Russia won't join US coalition against 'IS'
October 1, 2015Russia said Thursday it did not intend to join the US-led coalition fighting the self-styled "Islamic State" in its current form, Russia's foreign minister said Thursday.
"We cannot be part of the coalition which operates without a mandate from the UN Security Council and the permission of the country whose territory it operates," Foreign Minister Sergei Lavrov told reporters Thursday.
The minister's statement comes as Russian military jets carried out a second day of strikes in Syria. US officials and activists on the ground claimed that the targets included rebels backed by the United States as concerns grew about a conflict that has now drawn in airpower from the world's two most powerful militaries.
Indeed, with American and allied airstrikes daily, and now Russian warplanes in the Syrian airspace, the war is taking on a dangerous new dimension.
US Senator John McCain on Thursday said Russia's initial air strikes in Syria targeted a rebel militia backed by Washington.
"I can absolutely confirm to you that they were strikes against our Free Syrian Army recruits that have been armed and trained by the CIA because we have communications with people there," McCain, head of the Senate Armed Services Committee, said in an interview with US broadcaster CNN.
The UK-based Syrian Observatory for Human Rights said Thursday's airstrikes in the central province of Hama hit locations of the CIA-backed rebel group, Tajamu Alezzah, as well as the province of Idlib, which is controlled by a coalition of rebel groups that include al-Qaeda's affiliate in Syria, Jabhat al-Nusra.
Report: Iranian troops massing in Syria
Iran's Foreign Ministry said it fully supports Russian airstrikes against "terrorist groups" in Syria. That statement follows reports by the Reuters news agency that, according to unnamed Lebanese sources, hundreds of Iranian troops will soon join government forces and their Lebanese Hezbollah allies in a major ground offensive backed by Russian air strikes.
"The (Russian) air strikes will in the near future be accompanied by ground advances by the Syrian army and its allies," one of the sources familiar with political and military developments in the conflict told Reuters. "It is possible that the coming land operations will be focused in the Idlib and Hama countryside," the source added.
The two sources said that the Iranian soldiers had arrived in the past 10 days and were planning a campaign to recapture territory lost by President Bashar al-Assad's government to rebel militas.

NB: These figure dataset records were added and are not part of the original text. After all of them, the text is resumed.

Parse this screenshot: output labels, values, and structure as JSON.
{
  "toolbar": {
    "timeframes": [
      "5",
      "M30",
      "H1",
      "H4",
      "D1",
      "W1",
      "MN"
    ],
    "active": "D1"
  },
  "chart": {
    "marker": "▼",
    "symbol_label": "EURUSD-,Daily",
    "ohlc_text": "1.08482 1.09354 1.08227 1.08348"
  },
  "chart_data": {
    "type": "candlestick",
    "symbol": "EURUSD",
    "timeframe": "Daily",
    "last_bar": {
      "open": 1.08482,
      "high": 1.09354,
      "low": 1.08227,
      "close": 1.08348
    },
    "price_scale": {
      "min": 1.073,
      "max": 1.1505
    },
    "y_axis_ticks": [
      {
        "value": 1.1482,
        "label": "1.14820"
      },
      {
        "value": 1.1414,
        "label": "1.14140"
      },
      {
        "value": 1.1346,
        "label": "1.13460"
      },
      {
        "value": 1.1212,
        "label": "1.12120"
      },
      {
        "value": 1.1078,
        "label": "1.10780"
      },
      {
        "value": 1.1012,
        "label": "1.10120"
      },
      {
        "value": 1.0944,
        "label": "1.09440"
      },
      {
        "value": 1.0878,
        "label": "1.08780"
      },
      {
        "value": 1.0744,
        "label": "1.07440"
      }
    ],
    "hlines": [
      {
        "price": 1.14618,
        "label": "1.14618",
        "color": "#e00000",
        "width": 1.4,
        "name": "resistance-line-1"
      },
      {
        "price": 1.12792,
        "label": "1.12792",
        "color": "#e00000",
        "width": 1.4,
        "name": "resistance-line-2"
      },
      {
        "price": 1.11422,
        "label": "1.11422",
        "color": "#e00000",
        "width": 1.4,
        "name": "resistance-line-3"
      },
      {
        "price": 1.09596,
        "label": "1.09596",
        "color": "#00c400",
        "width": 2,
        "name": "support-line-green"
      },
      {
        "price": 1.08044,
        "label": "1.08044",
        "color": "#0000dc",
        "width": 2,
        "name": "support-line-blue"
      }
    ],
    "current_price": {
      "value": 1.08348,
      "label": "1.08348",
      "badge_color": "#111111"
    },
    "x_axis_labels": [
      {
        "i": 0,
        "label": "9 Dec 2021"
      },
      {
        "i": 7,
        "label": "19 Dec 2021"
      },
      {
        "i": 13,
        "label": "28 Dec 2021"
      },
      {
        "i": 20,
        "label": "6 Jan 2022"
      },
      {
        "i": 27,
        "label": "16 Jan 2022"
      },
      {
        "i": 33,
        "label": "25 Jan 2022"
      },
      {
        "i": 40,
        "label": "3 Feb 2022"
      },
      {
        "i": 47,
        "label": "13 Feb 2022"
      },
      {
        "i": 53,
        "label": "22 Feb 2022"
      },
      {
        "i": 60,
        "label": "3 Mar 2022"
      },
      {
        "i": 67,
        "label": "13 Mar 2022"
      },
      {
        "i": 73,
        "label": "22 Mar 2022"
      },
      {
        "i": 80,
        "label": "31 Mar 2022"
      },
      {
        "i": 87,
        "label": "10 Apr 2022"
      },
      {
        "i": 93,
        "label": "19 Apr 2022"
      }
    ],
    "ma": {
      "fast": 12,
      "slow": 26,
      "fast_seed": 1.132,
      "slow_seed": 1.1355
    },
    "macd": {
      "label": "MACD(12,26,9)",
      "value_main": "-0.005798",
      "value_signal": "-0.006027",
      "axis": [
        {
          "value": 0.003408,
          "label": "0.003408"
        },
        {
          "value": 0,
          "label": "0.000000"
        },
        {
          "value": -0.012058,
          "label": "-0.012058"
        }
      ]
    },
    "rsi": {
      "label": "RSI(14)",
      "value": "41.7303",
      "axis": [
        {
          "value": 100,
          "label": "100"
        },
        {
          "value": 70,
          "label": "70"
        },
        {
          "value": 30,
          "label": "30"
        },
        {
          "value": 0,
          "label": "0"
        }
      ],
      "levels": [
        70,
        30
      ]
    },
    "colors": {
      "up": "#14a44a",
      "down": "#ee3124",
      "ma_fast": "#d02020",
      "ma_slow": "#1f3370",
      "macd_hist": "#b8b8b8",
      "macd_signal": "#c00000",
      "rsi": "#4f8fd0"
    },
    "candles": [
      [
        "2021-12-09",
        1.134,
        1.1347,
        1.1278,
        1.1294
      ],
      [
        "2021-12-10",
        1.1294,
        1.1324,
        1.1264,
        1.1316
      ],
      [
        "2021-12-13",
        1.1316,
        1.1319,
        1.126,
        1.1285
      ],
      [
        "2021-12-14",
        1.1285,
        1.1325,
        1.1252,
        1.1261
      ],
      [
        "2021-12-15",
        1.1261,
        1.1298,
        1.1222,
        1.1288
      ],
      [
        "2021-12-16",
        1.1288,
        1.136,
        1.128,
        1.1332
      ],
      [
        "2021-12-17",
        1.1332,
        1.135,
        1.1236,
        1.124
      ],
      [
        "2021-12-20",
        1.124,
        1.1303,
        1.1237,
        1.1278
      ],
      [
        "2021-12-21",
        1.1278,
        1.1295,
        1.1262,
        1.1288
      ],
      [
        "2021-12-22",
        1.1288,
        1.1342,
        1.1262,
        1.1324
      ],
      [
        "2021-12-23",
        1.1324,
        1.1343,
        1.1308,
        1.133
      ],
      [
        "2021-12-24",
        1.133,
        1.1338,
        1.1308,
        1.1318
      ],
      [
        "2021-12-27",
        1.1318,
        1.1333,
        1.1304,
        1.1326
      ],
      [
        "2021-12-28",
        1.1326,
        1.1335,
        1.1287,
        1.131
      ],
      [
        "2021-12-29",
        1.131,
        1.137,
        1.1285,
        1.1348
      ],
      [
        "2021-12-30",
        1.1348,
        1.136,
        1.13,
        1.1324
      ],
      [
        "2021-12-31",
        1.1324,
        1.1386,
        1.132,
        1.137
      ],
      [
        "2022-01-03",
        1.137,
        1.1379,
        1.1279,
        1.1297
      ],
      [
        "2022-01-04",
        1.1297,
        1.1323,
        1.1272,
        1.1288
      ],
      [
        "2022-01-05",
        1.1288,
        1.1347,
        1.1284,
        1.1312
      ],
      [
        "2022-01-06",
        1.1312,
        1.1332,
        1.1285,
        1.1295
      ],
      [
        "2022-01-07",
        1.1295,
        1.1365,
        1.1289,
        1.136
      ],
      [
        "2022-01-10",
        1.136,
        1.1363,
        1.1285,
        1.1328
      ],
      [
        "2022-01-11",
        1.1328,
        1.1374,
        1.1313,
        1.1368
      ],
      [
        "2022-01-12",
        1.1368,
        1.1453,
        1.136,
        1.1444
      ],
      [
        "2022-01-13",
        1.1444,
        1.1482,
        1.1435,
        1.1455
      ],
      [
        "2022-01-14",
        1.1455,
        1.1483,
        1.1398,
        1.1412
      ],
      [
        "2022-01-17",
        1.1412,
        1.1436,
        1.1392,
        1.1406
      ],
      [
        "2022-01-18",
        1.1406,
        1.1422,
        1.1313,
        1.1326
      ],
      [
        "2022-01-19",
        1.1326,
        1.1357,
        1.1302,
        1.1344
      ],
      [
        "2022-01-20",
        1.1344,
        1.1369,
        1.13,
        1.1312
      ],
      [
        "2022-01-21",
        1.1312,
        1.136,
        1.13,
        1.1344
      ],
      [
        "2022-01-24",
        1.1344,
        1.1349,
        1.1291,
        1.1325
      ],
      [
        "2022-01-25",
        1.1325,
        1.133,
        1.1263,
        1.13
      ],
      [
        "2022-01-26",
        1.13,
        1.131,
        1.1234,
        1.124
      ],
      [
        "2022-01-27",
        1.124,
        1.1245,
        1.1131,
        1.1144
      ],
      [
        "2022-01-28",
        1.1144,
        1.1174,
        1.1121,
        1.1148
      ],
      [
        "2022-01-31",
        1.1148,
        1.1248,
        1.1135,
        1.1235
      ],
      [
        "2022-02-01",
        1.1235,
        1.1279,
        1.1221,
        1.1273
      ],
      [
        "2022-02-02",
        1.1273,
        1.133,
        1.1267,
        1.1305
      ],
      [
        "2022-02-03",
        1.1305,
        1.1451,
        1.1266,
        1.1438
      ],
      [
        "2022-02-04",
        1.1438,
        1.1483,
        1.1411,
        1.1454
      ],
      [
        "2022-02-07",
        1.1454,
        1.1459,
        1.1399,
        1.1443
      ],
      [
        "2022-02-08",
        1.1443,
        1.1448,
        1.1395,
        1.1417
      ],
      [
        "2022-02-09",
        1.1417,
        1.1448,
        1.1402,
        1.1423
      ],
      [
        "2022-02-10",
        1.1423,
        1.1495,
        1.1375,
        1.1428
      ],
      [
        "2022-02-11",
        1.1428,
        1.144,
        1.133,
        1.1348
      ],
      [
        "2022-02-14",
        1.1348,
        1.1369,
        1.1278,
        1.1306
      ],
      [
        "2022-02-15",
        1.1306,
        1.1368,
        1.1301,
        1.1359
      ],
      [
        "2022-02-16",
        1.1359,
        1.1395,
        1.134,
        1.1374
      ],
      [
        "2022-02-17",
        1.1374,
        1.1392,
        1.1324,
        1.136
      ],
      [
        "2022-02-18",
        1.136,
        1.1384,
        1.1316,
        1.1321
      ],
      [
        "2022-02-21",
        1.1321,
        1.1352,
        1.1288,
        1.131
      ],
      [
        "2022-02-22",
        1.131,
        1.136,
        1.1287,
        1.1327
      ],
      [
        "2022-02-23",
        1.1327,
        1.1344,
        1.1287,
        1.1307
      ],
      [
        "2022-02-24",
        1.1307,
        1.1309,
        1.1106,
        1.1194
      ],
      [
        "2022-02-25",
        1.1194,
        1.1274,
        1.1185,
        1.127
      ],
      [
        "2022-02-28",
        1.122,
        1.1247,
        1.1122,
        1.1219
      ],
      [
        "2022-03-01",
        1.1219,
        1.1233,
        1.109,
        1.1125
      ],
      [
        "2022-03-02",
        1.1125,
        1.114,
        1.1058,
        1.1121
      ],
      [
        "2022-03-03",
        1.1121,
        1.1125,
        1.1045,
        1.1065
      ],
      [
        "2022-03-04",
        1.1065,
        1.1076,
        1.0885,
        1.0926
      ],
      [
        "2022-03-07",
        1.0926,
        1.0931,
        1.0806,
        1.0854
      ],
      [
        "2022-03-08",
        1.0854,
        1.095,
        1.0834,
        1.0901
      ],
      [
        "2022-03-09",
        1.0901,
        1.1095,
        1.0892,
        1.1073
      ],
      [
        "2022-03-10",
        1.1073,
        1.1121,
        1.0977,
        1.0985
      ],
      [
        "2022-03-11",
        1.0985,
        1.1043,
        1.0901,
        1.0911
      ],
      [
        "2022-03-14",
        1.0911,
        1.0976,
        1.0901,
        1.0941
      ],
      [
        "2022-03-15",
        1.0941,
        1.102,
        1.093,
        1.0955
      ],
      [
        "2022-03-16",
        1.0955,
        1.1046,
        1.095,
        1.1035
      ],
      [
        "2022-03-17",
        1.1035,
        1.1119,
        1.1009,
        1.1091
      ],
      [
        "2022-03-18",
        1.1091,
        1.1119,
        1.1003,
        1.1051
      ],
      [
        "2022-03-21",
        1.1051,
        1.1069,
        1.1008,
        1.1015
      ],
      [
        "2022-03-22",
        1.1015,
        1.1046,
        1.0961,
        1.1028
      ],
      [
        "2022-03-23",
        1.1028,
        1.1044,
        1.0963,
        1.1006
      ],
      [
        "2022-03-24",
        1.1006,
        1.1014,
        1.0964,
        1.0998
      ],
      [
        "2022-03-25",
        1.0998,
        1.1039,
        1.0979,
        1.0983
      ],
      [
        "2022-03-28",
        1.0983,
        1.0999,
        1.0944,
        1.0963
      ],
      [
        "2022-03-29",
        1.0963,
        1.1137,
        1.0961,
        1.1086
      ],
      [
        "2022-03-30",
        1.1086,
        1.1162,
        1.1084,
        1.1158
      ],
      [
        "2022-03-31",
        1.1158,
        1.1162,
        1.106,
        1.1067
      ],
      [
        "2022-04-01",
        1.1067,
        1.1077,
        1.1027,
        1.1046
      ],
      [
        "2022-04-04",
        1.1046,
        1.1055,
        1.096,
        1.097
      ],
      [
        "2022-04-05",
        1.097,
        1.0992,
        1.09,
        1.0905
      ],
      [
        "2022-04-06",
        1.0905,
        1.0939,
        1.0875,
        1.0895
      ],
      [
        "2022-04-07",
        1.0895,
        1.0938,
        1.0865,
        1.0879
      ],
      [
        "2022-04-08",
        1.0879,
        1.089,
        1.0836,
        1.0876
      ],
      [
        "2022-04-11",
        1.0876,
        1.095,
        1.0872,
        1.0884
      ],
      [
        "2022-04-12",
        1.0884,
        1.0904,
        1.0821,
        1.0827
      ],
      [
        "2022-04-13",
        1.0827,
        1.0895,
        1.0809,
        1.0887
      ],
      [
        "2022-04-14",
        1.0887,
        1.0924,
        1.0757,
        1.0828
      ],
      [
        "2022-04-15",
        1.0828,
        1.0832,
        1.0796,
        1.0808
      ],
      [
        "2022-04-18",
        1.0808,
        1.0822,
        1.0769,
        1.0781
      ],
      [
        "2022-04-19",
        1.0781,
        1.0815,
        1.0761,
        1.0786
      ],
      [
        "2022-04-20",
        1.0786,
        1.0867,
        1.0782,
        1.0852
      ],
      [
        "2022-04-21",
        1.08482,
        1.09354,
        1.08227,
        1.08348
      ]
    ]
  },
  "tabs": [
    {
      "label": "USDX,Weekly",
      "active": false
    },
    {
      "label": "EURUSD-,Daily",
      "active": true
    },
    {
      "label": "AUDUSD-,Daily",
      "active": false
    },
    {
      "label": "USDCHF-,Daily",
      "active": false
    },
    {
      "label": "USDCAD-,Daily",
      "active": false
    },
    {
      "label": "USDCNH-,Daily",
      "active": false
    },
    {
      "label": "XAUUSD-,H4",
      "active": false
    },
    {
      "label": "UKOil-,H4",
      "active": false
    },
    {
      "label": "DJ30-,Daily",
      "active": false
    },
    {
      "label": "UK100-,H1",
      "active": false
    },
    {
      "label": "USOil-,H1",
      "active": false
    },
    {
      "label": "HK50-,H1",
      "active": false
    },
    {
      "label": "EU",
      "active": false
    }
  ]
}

If confirmed, such a development would mean a military alliance between Russia and Assad's other main allies - Iran and Hezbollah - focused on recapturing areas of northwestern Syria that were seized by insurgents backed by the US and Gulf Arab states and Turkey in what is emerging as a regional proxy war backed by regional and global military powers.
Conflicting signals from Kremlin
Russia has denied inflicting any civilian casualties but has sent mixed signals over who the ultimate target of its ongoing military operations are.
Russian President Vladimir Putin's spokesman, Dmitry Peskov, said Russia was going after Islamic State militants as well as a "list" of other groups.
"These organizations are well known and the targets are chosen in coordination with the armed forces of Syria," he said Thursday, without elaborating.
A day before, however, Sergei Ivanov, Putin's chief of staff, said "the operation's target is solely air support for the Syrian government forces in their fight against ISIS."
Defense Minister Igor Konashenkov said Russian aircraft damaged or destroyed 12 targets in Syria belonging to the Islamic State group including a command center and two ammunition dumps.
Konashenkov said Russian Su-25M and Su-25 jets flew 20 sorties between Wednesday and Thursday morning.
Meanwhile in Paris, Russian Ambassador Alexander Orlov insisted that Russian warplanes in Syria were hitting at the same extremists targeted by the US and denied American claims that its military failed to coordinate the airstrikes.
Orlov said the targets were installations for IS and Jabhat al-Nusra, "two terrorist organizations recognized as such."
Washington and Moscow have agreed on the need to fight IS but not about the legitimacy of Syrian President Bashar al-Assad.
The Syrian civil war, which grew out of an uprising against Assad, has killed more than 250,000 people since March 2011 and sent millions of refugees fleeing to other countries in the Middle East and Europe.